The last couple days mirror the first. The arrival of 8000 IST must be a challenge. It is us who will run the Jamboree, but until we are assigned jobs the adult side of the camp doesn't function well. I compare the beginning and end of camp to Third-World conditions. Things deteriorate quickly without adequate service and attention.
The last day of the youth is actually the day prior to their leaving - many in the middle of the night. While I worked to take down the store about 2500 youth left each hour from midnight till late afternoon. That part of camp is so much different without all the tents and wood constructions.
The closing ceremony was great but started raining half-way through. Since most of the show was a concert, I decided to keep myself dry and well. While there, I did see the King of Sweden start the wave. He's a huge Scout promotor and a good sport. Even though it started raining hard, he refused to put up an umbrella and block the view of the stage for the people behind him. Wow.
Though my experience and interaction with the Swedes was fantastic, the BSA national representatives at the Jamboree will get many letters from IST. There was little communication and much abandonment from them. I have some ideas how to improve things in the future and will share them to those I know.
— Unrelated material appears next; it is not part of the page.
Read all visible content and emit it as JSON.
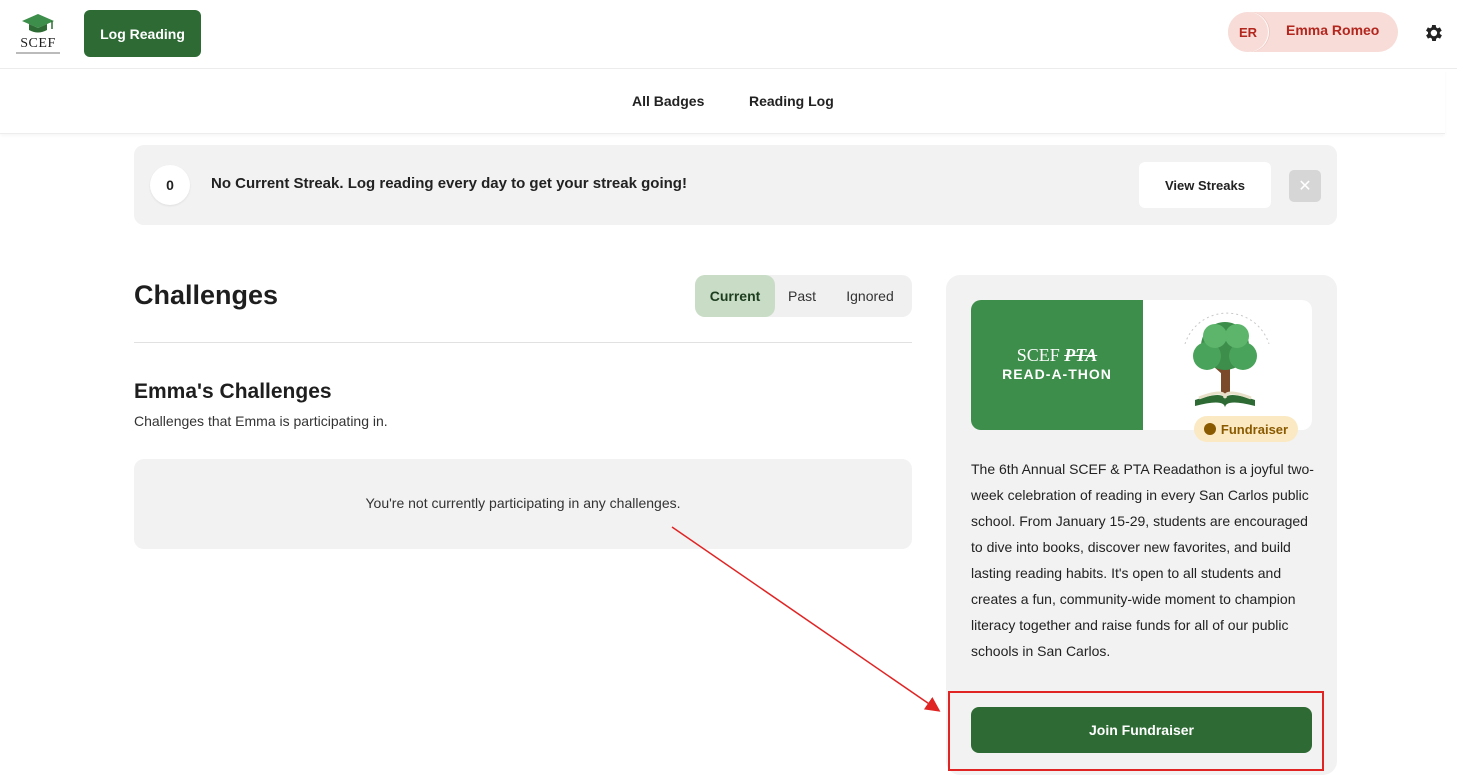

As I said earlier, the adult side stops working properly at some point. At least here, they kept the main food tent working and toilets mostly operational. Part of the very large food tent became a hangout for many who dropped their tents on the night before departure - not wanting to fold up their tent in the dark or being wet from the morning dew. I chose to keep my tent up and try to get some sleep - not an easy task when the music was blaring all night and activity was buzzing all around. The few hours' sleep does help and I packed my tent and took it at 5 AM to my Dutch friend. It is a cold-weather tent and he'll find good use for it.
My hope was to get on an early bus -despite my alledged 9 AM bus assignment. Since my assigned bus spot was empty, I went and got some breakfast then figured out through conversations that the buses were loading at a different spot at this hour. Lugging my stuff the 1/4 mile, I found a loaded bus and asked the driver if he was headed to the Copenhagen airport. Saying yes and finding a spot for my bags, I hopped on board and 90 minutes later was at my destination. Five minutes to get Danish Kroners and a 10 mintue taxi ride to the Raddison Blu hotel and I was with Carrie and Ashley. Not bad.
These two had a bad start to the vacation as Carrie was pick-pocketed within hours of arrival. She had already cancelled credit cards and was concerned that I had no way to get money at the airport to catch a cab. They were glad to see me and she had figured out with her mom's help and a friend from Wachovia how to cancel her bank card but not mine. All that manuevering worked out.
If you haven't figured out by now, I'm writing this nearly a week later in Helsinki. The Jambo was great and I'll clean up the journal and include photos and the later travels when I get home. The vaction part in Scandinavia is going very well and we're all having a great time. See you all soon.